It looks like -fassociative-math is "safe" in the sense that it can not be used to get UB in working code? That's a good property to make it easier to use in the right context.
To be fair though, as noted further down in that thread, naive left-to-right summation is the worst case here since the tree of operations is as skewed as possible. I think that any other tree shape is better and compilers will tend to make the tree more balanced, not less, when they use associativity to enable SIMD optimizations. So while reassociation is theoretically arbitrarily bad, in practice it's probably mostly ok. Probably.
This is exactly right. Also, _all_ of the summation orderings satisfy the usual backwards-stability bounds, and so all of them are perfectly stable in normal computations.

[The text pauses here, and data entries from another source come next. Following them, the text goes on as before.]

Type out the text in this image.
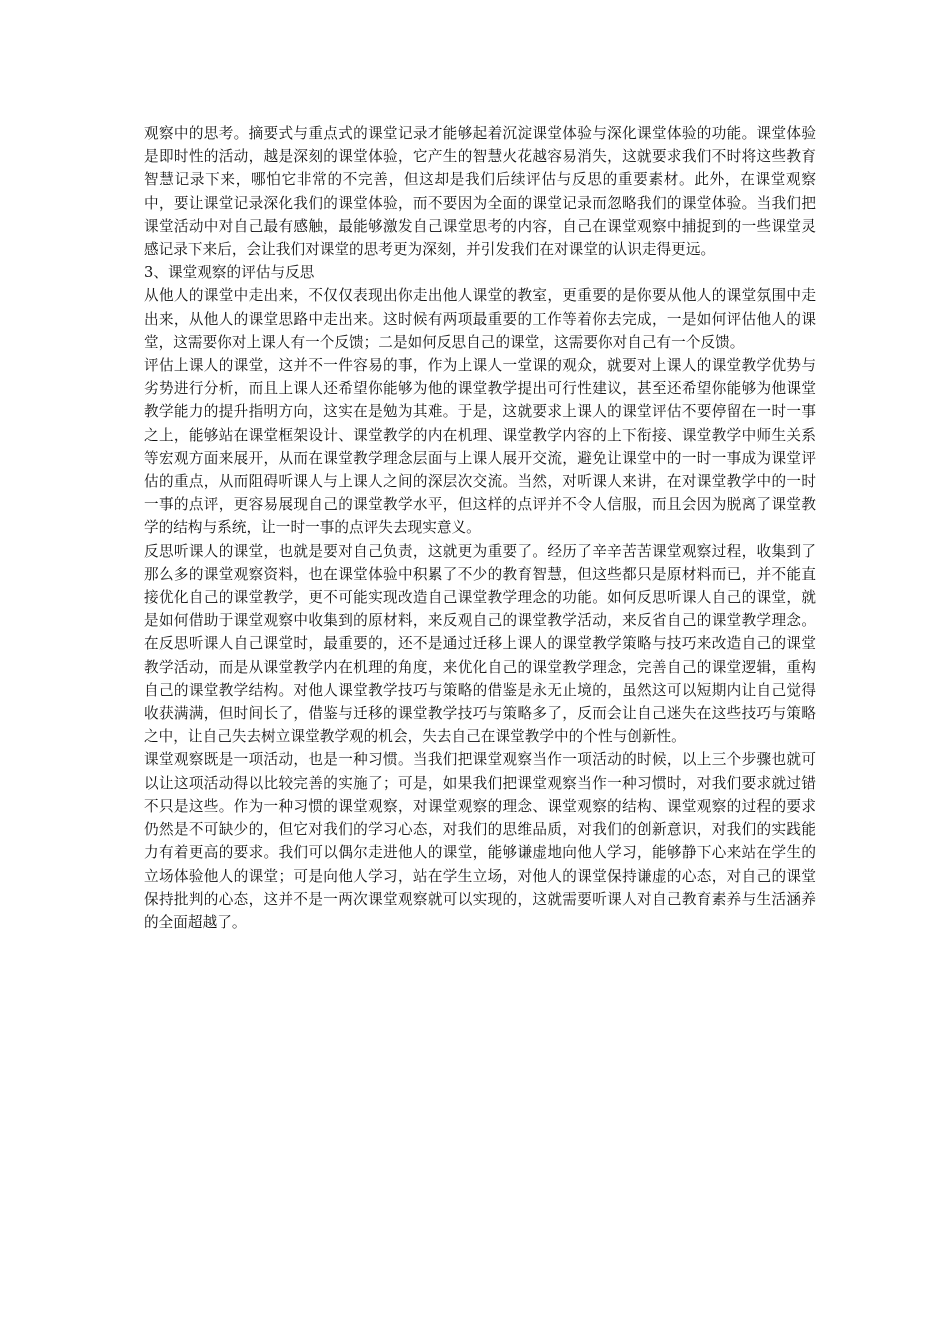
观察中的思考。摘要式与重点式的课堂记录才能够起着沉淀课堂体验与深化课堂体验的功能。课堂体验是即时性的活动，越是深刻的课堂体验，它产生的智慧火花越容易消失，这就要求我们不时将这些教育智慧记录下来，哪怕它非常的不完善，但这却是我们后续评估与反思的重要素材。此外，在课堂观察中，要让课堂记录深化我们的课堂体验，而不要因为全面的课堂记录而忽略我们的课堂体验。当我们把课堂活动中对自己最有感触，最能够激发自己课堂思考的内容，自己在课堂观察中捕捉到的一些课堂灵感记录下来后，会让我们对课堂的思考更为深刻，并引发我们在对课堂的认识走得更远。

3、课堂观察的评估与反思

从他人的课堂中走出来，不仅仅表现出你走出他人课堂的教室，更重要的是你要从他人的课堂氛围中走出来，从他人的课堂思路中走出来。这时候有两项最重要的工作等着你去完成，一是如何评估他人的课堂，这需要你对上课人有一个反馈；二是如何反思自己的课堂，这需要你对自己有一个反馈。

评估上课人的课堂，这并不一件容易的事，作为上课人一堂课的观众，就要对上课人的课堂教学优势与劣势进行分析，而且上课人还希望你能够为他的课堂教学提出可行性建议，甚至还希望你能够为他课堂教学能力的提升指明方向，这实在是勉为其难。于是，这就要求上课人的课堂评估不要停留在一时一事之上，能够站在课堂框架设计、课堂教学的内在机理、课堂教学内容的上下衔接、课堂教学中师生关系等宏观方面来展开，从而在课堂教学理念层面与上课人展开交流，避免让课堂中的一时一事成为课堂评估的重点，从而阻碍听课人与上课人之间的深层次交流。当然，对听课人来讲，在对课堂教学中的一时一事的点评，更容易展现自己的课堂教学水平，但这样的点评并不令人信服，而且会因为脱离了课堂教学的结构与系统，让一时一事的点评失去现实意义。

反思听课人的课堂，也就是要对自己负责，这就更为重要了。经历了辛辛苦苦课堂观察过程，收集到了那么多的课堂观察资料，也在课堂体验中积累了不少的教育智慧，但这些都只是原材料而已，并不能直接优化自己的课堂教学，更不可能实现改造自己课堂教学理念的功能。如何反思听课人自己的课堂，就是如何借助于课堂观察中收集到的原材料，来反观自己的课堂教学活动，来反省自己的课堂教学理念。在反思听课人自己课堂时，最重要的，还不是通过迁移上课人的课堂教学策略与技巧来改造自己的课堂教学活动，而是从课堂教学内在机理的角度，来优化自己的课堂教学理念，完善自己的课堂逻辑，重构自己的课堂教学结构。对他人课堂教学技巧与策略的借鉴是永无止境的，虽然这可以短期内让自己觉得收获满满，但时间长了，借鉴与迁移的课堂教学技巧与策略多了，反而会让自己迷失在这些技巧与策略之中，让自己失去树立课堂教学观的机会，失去自己在课堂教学中的个性与创新性。

课堂观察既是一项活动，也是一种习惯。当我们把课堂观察当作一项活动的时候，以上三个步骤也就可以让这项活动得以比较完善的实施了；可是，如果我们把课堂观察当作一种习惯时，对我们要求就过错不只是这些。作为一种习惯的课堂观察，对课堂观察的理念、课堂观察的结构、课堂观察的过程的要求仍然是不可缺少的，但它对我们的学习心态，对我们的思维品质，对我们的创新意识，对我们的实践能力有着更高的要求。我们可以偶尔走进他人的课堂，能够谦虚地向他人学习，能够静下心来站在学生的立场体验他人的课堂；可是向他人学习，站在学生立场，对他人的课堂保持谦虚的心态，对自己的课堂保持批判的心态，这并不是一两次课堂观察就可以实现的，这就需要听课人对自己教育素养与生活涵养的全面超越了。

Not necessarily: if your cospi(x) function is always returning 1.0 (https://github.com/JuliaLang/julia/issues/30073#issuecomment...), but you wrote your code assuming the result was in a different interval, then you could quite easily invoke undefined behavior.
To be fair, if you're using floating point at all you can get arbitrarily wrong answers. The nice thing about ieee754 conformance is that you can, with a lot of expertise, somewhat reason about the kinds of error you're getting. But for code that wasn't written by someone skilled in numerical techniques, and that's the vast majority of fp code, is fast-math worse than the status quo?
From personal experience, yes: I've seen multiple cases of scientists finding the ultimate cause of their bugs was some fast-math-related optimization.
The problem isn't necessarily the code they wrote themselves: it is often that they've compiled someone else's code or an open source library with fast-math, which broke some internal piece.